Тут же я заполнил и анкету. Впрочем, слово «анкета» в обиход тогда еще не вошло. При царе существовал «формулярный список», а Временное правительство ввело «опросный лист», которым и пользовались пока во всех учреждениях. Он был составлен по лучшим образцам западной демократии, но с учетом русских особенностей. Поэтому в нем на всякий случай стояли помимо других и такие щекотливые вопросы, как сословие и вероисповедание, но зато в скобках указывалось: «Заполняется но желанию». Опросный лист заканчивался знаменательной фразой:
«Правильность показанных в настоящем опросном листе сведений о моей личности подтверждаю честным словом».
Вот она, новая, демократическая Россия!
Затем мы вместе с Виктором пошли к начальнику отдела личного состава Груздю. Он оказался матросом, одним из тех балтийцев, которых прислал Петроград в Москву в конце октября 1917 года. Круглолицый, плечистый Груздь восседал за громоздким двухтумбовым столом, на котором рядом с письменным прибором из розового мрамора возвышались буханка ржаного хлеба и вместительная жестяная кружка с чаем. На сейфах валялись в художественном беспорядке шинель, бушлат, бомбы, рваная тельняшка и пара сапог. Носок одного из них, словно на страх мировой буржуазии, был грозно разинут, и в его темной пасти поблескивали зубами сказочного дракона гвозди. Увидев Виктора, матрос отложил толстый карандаш, которым, как я успел заметить, рисовал на бумаге, покрывающей стол, чертиков, и грузно встал.
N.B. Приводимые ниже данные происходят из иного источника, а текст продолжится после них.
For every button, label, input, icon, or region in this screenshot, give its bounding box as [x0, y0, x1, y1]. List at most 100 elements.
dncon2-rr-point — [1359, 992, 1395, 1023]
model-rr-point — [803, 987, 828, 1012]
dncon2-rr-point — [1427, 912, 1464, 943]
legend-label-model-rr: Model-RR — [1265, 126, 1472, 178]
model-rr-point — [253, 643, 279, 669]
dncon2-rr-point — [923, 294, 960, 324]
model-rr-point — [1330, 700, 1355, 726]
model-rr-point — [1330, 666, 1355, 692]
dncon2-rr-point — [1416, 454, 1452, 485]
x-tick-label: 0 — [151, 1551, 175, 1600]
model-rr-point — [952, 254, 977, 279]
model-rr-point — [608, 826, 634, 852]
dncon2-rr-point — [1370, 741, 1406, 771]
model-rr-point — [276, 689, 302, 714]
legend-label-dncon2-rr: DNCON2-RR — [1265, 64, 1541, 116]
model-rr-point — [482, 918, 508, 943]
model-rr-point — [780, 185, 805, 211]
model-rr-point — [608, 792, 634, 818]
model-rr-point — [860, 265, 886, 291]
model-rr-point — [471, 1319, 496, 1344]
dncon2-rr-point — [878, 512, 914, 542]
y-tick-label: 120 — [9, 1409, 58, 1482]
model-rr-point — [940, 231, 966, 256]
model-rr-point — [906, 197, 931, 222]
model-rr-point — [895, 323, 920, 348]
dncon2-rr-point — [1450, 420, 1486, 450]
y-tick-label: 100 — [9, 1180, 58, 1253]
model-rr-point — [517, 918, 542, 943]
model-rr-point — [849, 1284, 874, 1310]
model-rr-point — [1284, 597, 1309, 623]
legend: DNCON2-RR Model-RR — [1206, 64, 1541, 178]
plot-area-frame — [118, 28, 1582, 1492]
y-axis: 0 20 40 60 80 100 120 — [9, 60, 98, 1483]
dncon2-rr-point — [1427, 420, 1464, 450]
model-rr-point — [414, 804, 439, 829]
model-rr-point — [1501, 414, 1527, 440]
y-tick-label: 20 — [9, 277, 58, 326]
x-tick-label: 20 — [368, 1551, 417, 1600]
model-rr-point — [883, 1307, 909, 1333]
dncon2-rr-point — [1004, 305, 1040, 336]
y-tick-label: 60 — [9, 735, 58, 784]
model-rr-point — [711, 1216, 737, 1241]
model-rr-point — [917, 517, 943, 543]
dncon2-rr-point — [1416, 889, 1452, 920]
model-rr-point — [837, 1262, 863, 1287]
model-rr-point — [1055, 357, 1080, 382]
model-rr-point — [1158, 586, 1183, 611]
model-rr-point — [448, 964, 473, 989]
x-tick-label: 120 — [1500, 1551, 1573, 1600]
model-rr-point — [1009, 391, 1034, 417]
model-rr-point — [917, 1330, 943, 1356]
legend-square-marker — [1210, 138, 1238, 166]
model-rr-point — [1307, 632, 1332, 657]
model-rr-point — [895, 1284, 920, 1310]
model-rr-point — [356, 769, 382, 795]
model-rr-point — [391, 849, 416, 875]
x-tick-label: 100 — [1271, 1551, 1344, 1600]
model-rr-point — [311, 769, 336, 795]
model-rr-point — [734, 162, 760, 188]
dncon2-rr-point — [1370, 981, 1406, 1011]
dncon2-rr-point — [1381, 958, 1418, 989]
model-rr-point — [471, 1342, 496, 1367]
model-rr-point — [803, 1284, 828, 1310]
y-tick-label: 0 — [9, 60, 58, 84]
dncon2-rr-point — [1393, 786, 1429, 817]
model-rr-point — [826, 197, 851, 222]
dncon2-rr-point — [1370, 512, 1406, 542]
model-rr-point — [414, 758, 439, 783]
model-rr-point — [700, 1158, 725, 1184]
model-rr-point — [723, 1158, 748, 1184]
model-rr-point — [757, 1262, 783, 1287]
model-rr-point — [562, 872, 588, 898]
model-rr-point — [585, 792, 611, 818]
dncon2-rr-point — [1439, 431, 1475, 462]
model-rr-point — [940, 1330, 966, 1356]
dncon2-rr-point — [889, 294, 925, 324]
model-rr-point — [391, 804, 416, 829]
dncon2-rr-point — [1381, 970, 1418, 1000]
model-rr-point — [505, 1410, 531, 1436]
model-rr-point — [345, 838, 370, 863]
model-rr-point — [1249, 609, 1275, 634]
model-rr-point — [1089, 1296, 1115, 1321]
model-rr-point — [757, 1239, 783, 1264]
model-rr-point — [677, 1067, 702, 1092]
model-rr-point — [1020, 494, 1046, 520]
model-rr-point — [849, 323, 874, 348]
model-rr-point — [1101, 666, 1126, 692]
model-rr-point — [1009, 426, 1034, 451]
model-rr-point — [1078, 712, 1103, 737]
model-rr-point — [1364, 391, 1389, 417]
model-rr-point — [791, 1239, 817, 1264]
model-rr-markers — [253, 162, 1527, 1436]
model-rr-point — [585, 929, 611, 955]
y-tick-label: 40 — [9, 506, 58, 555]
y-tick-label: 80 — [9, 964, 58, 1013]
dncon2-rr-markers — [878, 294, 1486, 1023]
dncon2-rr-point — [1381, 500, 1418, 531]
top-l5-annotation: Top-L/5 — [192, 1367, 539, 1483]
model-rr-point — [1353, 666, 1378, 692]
— Здоров! Подымить есть? — спросил он Виктора и брезгливо поморщился, когда тот достал пачку папирос: — Это не пойдет! Мне бы самосаду. Балтика, она махру уважает... Красота? — кивнул Груздь на стену, где из массивной позолоченной рамы кокетливо смотрела жеманная красавица в наглухо закрытом черном платье. — Одежу я сам дорисовал, — похвастался он, — а то она почитай что голая была. — И пояснил: — Буржуазия, она приличиев не соблюдает...
— Это Белецкий, — представил меня Виктор. — Я тебе о нем говорил.
— Где-то, что-то, вроде, — без особого энтузиазма откликнулся матрос. — Из прослойки, значит?
— Как? — не понял я.
— Из интеллигентов, говорю?
— Сын врача.
Водя по строчкам пожелтевшим от махорки пальцем, Груздь долго изучал опросный лист.
— То, что ты интеллигент, это, конечно, арифметический минус, — наконец изрек он. — Но ежели глядеть диалектически, это от тебя не зависит. Верно? Роковая игра судьбы! А вот то, что ты одинок, в смысле холост, это, понятно, арифметический плюс и очень положительный фактор. Ухлопают бандиты — и никто горючих слез лить не будет. А то тут одного вот такого же зелененького на Сухаревке царапнули, так сюда вся его родня сбежалась. То-то крику было!